Terence A. Brown, Douglas C. Friedman and Zinaida Taran
The purpose of this chapter is to examine the phenomenon of “showrooming” in which shoppers use mobile devices in retail stores to check prices and other data on products that…
Abstract
Purpose
The purpose of this chapter is to examine the phenomenon of “showrooming” in which shoppers use mobile devices in retail stores to check prices and other data on products that they then may buy online.
Methodology/approach
We conducted depth interviews with 50 consumers, 13 small retailers, and 6 large retailers.
Findings
We identified four distinct behavioral groups of customers and six strategies small retailers are currently using or could use to address the potential problems showrooming can create. We also identified a new type of reference pricing.
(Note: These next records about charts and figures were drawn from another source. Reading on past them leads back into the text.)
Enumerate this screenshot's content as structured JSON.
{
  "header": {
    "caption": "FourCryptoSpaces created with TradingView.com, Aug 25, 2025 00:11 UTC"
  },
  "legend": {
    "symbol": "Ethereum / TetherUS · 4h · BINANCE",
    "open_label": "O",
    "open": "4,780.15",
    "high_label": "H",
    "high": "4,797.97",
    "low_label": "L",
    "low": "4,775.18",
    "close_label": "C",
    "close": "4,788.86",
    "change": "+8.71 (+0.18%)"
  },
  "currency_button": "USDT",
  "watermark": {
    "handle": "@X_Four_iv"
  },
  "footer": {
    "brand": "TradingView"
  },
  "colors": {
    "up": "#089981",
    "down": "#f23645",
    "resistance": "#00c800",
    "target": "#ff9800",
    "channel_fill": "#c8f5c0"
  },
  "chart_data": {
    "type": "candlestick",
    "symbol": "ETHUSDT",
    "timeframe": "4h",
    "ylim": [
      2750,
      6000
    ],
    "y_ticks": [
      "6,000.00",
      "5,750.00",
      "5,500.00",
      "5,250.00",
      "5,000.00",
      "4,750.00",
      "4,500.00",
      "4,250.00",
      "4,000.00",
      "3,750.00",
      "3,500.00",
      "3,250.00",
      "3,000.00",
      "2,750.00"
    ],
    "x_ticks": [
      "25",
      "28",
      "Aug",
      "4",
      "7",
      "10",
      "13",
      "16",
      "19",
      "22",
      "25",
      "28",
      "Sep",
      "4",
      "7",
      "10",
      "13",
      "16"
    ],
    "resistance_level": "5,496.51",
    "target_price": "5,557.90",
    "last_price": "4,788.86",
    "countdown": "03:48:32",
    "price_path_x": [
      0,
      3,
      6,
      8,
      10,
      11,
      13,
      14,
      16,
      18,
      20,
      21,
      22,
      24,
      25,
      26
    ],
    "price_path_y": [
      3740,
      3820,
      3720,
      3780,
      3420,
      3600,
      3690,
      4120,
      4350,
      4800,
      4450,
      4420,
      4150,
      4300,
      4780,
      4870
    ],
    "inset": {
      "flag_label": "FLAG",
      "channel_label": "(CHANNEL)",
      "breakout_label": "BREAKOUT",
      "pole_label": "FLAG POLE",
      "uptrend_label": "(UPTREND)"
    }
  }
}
Research limitations/implications
This research provides a guide researchers can use in further work on showrooming. The research consists of depth interviews. It is possible that other types of retailers may have developed other strategies not identified here or that a larger number of non-student participants would have identified other categories, though differences between students and non-students in our sample were not noteworthy.
Practical implications
This chapter provides a practical guide to small retailers as to how they can deal with the growing practice of showrooming, helping them to choose strategic responses based on the types of consumers they serve.
Originality/value
This is one of the first papers to be published in an academic journal on the value of showrooming. It provides a typology of consumers grouped by their behavior, that is, how and why they engage or don’t engage in showrooming. This can help academic researchers in future research as well as managers of small retail businesses. We also identified a new, third type of reference pricing.